I have had more than one person ask me about macro photography recently and today I had the opportunity to work with two very nice macro lenses along with my passable camera lenses.
Macro photography refers to images that are recorded at least 1/4 life size on the image sensor. This allows for standard 4x6 prints to be made that are life sized or larger. Some cameras and lenses will even specify the macro capabilities in a numeric fashion. The best lens I own for macro photography gets down to a 1:2 ratio which means that the thing I am taking a picture of is recorded on the image sensor I am using (in the old days this would have been film) at 50% of the real life size. Given the high density of pixels on modern image sensors this means the image can be enlarged up to several times life sized. I will discuss each lens I used for each of the pictures in testing
To make all of these images I adjusted the focusing manually to the closest focusing distance each lens was capable of. Once I had adjusted the focus I moved the camera until the subject was in focus. This shows the capability of the lens at the most extreme of settings.
To start with I will show pictures shot with a Nikon 105mm Macro lens. I seriously lust after this piece of glass as it is nice and bright and I can't say that I have used many sharper lenses. The biggest downside to this fantastic lens is the limited amount of depth of field you get when working close with your subject. The benefit is that you can move back from your subject a little bit to let more light reach whatever it is you are trying to photograph. The following three photos were shot at f4.8 (note the almost non-existant depth of field), then f11 and finally f25 (which could still use more depth of field to make me totally happy).
Now for comparison, here are a set of photos shot with my non-macro 28-105mm f2.8 lens. This is the main lens I do most of my shooting with but you can see here how it just doesn't stack up to a dedicated macro lens for getting crazy close detail. Just one picture at f2.8 followed by one at f16 so you can see the difference aperture makes when you are standing back a bit.

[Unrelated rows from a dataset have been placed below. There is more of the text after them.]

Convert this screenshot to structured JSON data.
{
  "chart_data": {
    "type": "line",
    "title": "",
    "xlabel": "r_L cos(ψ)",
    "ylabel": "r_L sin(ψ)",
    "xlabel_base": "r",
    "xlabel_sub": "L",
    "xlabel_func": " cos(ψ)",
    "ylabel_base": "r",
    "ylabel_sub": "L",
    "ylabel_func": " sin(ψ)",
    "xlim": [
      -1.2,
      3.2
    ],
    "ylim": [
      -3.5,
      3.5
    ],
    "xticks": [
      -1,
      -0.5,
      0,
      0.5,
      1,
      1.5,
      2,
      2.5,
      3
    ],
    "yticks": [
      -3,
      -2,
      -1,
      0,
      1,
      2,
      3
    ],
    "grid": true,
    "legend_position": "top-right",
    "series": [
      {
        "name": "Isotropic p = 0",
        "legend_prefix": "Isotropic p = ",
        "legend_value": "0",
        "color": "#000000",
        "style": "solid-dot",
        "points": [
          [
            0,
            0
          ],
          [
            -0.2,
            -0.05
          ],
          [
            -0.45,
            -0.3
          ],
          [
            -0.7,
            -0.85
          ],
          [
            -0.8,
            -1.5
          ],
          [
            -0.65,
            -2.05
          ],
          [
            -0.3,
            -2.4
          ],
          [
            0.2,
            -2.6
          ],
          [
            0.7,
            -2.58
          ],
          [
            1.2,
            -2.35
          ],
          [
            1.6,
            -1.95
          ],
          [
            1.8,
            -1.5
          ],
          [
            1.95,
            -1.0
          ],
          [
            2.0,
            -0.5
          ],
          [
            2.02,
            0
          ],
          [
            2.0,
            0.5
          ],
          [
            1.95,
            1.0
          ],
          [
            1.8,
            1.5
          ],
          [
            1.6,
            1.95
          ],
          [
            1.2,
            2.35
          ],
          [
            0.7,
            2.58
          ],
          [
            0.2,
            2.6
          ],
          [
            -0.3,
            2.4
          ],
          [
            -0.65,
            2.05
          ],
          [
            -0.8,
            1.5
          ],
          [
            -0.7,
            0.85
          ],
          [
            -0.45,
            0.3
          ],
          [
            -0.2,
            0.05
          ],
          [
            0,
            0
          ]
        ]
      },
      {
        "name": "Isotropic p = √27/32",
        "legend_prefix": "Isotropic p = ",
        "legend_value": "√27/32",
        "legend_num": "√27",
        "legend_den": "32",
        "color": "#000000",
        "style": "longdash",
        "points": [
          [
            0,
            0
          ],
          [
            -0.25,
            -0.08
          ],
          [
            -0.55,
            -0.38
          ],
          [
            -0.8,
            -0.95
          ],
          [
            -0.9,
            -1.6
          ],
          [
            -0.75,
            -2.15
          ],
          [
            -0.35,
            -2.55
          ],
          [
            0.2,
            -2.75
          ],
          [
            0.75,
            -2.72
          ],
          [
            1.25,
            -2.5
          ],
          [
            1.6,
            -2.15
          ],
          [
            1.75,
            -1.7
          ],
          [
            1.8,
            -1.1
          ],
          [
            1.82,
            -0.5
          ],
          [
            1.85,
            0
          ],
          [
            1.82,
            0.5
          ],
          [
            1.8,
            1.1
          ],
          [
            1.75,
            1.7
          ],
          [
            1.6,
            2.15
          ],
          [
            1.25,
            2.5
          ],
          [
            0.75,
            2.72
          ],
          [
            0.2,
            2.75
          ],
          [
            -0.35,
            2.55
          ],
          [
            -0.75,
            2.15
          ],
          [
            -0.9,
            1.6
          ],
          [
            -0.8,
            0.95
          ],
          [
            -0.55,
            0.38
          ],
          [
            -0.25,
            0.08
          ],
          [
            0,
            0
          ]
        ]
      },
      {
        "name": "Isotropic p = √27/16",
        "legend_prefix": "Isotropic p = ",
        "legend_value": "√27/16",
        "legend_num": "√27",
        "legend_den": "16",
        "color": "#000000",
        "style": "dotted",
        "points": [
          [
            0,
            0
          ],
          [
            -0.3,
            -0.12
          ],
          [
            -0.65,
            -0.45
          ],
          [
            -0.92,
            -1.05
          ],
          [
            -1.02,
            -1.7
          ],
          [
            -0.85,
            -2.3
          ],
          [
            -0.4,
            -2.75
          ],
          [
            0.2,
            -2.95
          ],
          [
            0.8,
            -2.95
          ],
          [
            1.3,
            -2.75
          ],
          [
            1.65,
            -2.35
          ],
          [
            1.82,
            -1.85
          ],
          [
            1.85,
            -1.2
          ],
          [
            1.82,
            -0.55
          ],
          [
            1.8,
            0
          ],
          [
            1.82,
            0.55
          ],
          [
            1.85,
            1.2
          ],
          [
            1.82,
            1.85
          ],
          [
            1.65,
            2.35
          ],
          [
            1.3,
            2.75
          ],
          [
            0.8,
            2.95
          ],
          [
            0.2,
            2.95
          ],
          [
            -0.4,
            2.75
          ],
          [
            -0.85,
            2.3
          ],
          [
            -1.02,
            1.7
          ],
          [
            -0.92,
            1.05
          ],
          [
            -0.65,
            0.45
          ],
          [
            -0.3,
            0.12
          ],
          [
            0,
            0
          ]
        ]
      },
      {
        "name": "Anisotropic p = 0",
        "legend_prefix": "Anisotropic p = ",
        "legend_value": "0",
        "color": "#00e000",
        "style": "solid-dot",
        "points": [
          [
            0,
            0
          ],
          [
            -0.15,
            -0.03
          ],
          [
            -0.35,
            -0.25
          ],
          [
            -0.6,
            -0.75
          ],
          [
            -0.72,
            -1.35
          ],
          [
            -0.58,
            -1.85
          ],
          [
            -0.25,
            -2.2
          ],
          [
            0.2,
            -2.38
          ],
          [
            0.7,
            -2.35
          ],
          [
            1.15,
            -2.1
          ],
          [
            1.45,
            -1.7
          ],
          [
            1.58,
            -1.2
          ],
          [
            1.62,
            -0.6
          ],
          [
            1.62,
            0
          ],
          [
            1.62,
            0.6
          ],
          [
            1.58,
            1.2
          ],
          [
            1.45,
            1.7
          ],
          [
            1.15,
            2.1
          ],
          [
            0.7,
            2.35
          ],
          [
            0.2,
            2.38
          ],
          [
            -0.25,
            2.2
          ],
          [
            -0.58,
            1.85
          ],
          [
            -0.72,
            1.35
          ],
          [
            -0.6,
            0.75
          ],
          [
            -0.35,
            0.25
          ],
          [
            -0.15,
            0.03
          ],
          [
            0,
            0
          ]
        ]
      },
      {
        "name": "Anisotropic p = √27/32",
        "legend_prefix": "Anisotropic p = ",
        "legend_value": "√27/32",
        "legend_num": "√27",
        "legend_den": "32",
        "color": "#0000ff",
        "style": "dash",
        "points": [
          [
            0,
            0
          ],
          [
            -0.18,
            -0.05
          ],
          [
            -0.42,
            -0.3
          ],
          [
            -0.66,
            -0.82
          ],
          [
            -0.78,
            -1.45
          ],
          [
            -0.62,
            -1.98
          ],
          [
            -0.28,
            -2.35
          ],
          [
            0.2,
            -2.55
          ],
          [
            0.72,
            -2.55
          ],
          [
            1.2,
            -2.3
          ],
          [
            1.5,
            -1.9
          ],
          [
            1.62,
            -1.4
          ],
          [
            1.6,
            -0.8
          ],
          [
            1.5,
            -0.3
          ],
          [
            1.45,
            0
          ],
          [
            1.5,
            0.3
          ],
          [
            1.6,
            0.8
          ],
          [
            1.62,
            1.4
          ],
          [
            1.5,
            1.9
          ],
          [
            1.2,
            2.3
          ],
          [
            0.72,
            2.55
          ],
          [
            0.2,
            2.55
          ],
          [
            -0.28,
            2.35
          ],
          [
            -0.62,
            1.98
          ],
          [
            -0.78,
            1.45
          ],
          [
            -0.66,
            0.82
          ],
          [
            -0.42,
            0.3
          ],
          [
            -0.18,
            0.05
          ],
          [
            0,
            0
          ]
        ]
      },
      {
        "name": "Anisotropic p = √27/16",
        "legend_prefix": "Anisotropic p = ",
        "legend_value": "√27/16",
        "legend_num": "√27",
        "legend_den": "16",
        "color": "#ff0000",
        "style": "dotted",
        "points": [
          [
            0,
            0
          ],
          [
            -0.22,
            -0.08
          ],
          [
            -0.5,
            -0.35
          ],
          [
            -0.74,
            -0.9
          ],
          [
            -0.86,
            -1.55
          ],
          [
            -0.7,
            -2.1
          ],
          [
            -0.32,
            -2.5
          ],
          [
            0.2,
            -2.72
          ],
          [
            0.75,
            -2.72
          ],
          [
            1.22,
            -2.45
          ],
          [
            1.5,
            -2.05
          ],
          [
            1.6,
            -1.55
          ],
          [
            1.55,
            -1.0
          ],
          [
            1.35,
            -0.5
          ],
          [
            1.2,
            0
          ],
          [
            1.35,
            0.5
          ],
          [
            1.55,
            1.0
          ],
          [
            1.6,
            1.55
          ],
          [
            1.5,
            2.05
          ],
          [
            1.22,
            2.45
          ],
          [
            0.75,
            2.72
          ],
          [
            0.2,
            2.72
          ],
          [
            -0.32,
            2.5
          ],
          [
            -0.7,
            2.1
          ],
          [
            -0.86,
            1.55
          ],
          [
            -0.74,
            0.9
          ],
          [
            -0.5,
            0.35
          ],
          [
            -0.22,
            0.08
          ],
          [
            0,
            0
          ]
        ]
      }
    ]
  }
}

The lens I typically use for macro photography is my 70-300mm lens which cost approximately 1/4 of the previous lens. I have always been happy with the results I get from this for the price and it's easy to see why you want different lenses for different jobs. Something to note with these pictures is the way the shape of the mushrooms (or whatever they technically are) flattens out a bit. As the focal length gets longer this effect becomes more pronounced. Another impact is that it is easier to get light in the image as you have to stand back further to get these shots. The main downside of the longer lens is that camera shake becomes more apparent and you really need a stable tripod. These shots were done at f4.8 and f22 respectively.
Here are two more shots from a dedicated macro lens. This one was a 60mm lens and also very difficult to get close enough to show off the close focusing ability. I had to get even closer with this lens than I did with the 105mm macro. You can notice the difference in the lighting a bit as well as the shape of the mushroom getting a bit more round. I thought I shot one with the lens wide open but I guess I missed that one. These shots at f13 and f 29 should give you an idea of the changes. You will notice that the impact on depth of field is slightly less pronounced than with the longer lenses. This holds true in general as focal length gets shorter.
The final two sample shots I have were taken with my point and shoot camera. The first I shot in the regular macro mode and the second one is in the magnifying glass mode. The first thing that jumps out is the difference in colour quality. This is part of what you pay for with an SLR over a P&S camera. The other thing that should jump out at you is how wildly different the perspectives are with these two shots when compared to the photos from the SLR. This difference is because the focal length of a P&S camera is much shorter than the focal lengths I used to test the photos.
That's a lot of sample pictures to take in so I'm going to just number off a few quick points of macro photography: 1) a dedicated lens can get much closer than a multipurpose lens 2) as you get closer to the subject and/or use a longer focal length you end up with less depth of field 3) as your focal length gets shorter the subject distorts more 4) doing macro photography without a tripod requires insane amounts of light
The assignment for this class is to grab your favourite lens, manually adjust the focus to as close as it will go and move the camera till your subject is in focus. The only restriction with the subject is that no flowers or bugs are allowed. I figure that people should be able to send me some images by the end of the month without too much trouble.
Just because bugs are lots of fun, here are two shots of the same dragonfly. The first one was shot at 300mm and the second was shot using the magnifying glass mode on my point and shoot camera. It's very easy to see the difference in perspective and depth of field between these two lenses.
All of the images in this lesson may be clicked on to view larger.